The Los Angeles Dodgers demonstrated the issue between huge markets and the rest of the major league world in mid-December, spending $700 million to sign superstar Shohei Ohtani and then $325 million to sign Yoshinobu Yamamoto, a starting pitcher who had dominated recent Japanese baseball.
This was more than $1 billion dollars for a team that was swept 3-0 in a National League Division Series by the upstart Arizona Diamondbacks last October. At the same time, the Twins, who lost in an American League Division Series by 3-1 to Houston, flinched at the idea of signing their co-star starter, Sonny Gray, who received a three-year, $75 million free-agent contract from St.
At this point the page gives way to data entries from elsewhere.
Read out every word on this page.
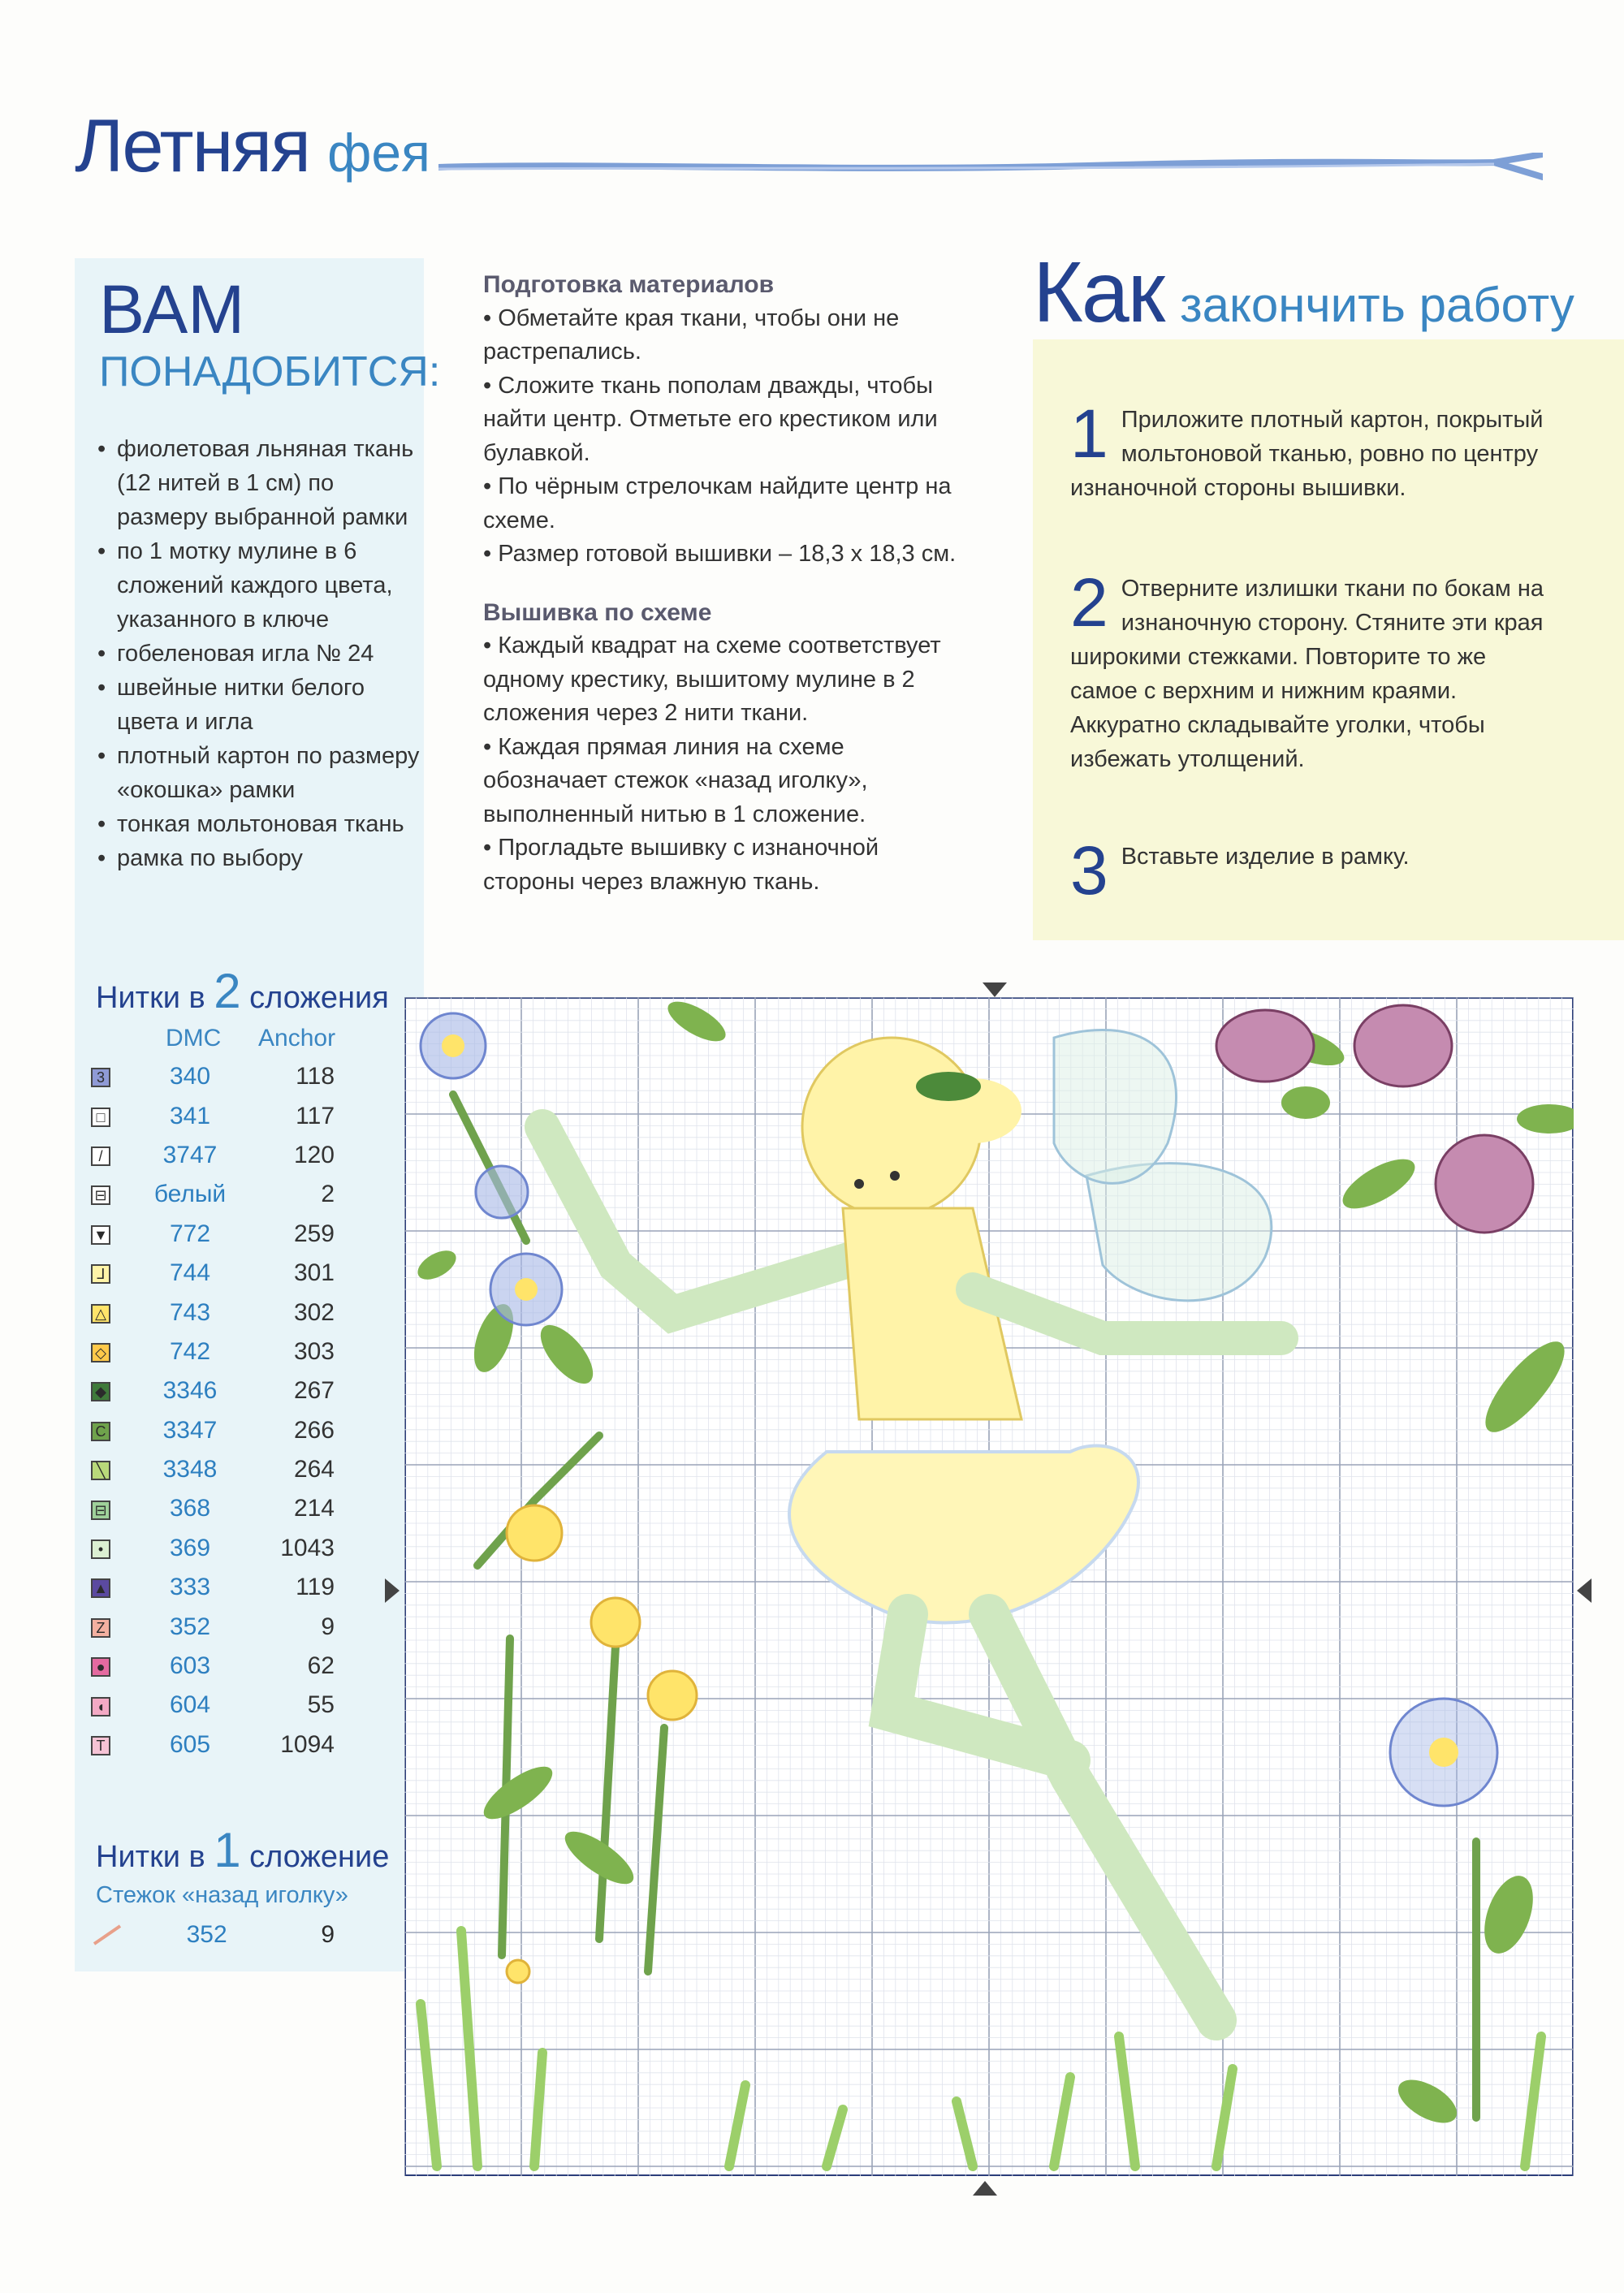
Летняя фея
ВАМ
ПОНАДОБИТСЯ:
• фиолетовая льняная ткань (12 нитей в 1 см) по размеру выбранной рамки
• по 1 мотку мулине в 6 сложений каждого цвета, указанного в ключе
• гобеленовая игла № 24
• швейные нитки белого цвета и игла
• плотный картон по размеру «окошка» рамки
• тонкая мольтоновая ткань
• рамка по выбору
Нитки в 2 сложения
DMC Anchor
3	340	118
□	341	117
/	3747	120
⊟	белый	2
▼	772	259
ᒧ	744	301
△	743	302
◇	742	303
◆	3346	267
C	3347	266
╲	3348	264
⊟	368	214
•	369	1043
▲	333	119
Z	352	9
●	603	62
◖	604	55
T	605	1094
Нитки в 1 сложение
Стежок «назад иголку»
352	9
Подготовка материалов

• Обметайте края ткани, чтобы они не растрепались.

• Сложите ткань пополам дважды, чтобы найти центр. Отметьте его крестиком или булавкой.

• По чёрным стрелочкам найдите центр на схеме.

• Размер готовой вышивки – 18,3 х 18,3 см.

Вышивка по схеме

• Каждый квадрат на схеме соответствует одному крестику, вышитому мулине в 2 сложения через 2 нити ткани.

• Каждая прямая линия на схеме обозначает стежок «назад иголку», выполненный нитью в 1 сложение.

• Прогладьте вышивку с изнаночной стороны через влажную ткань.

Как закончить работу
1 Приложите плотный картон, покрытый мольтоновой тканью, ровно по центру изнаночной стороны вышивки.
2 Отверните излишки ткани по бокам на изнаночную сторону. Стяните эти края широкими стежками. Повторите то же самое с верхним и нижним краями. Аккуратно складывайте уголки, чтобы избежать утолщений.
3 Вставьте изделие в рамку.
Louis.
The Twins reduced payroll from their all-time high of $164 million last season to a current $126 million, a business decision that they chose to announce in advance in a spectacular marketing blunder.
The Ohtani signing came Dec. 11 and the Yamamoto signing Dec. 22. What was demonstrated Tuesday night at Target Field is what happened Dec. 16 could have as much impact on a potential Dodgers drive through October as the signings of the Japanese stars.
Tyler Glasnow, a righthanded starter with a significant injury history but “stuff’' when healthy that’s close to unmatched, was sitting there waiting to get plucked away from the Tampa Bay Rays.
Glasnow was due to make $25 million in 2024, which shouted to all teams that he was available for a trade, which only would make sense if there was also an extension to keep him out of free agency.
Here came the Dodgers — $25 million for this season, no problem, and then a four-year, $110 million extension, also no problem.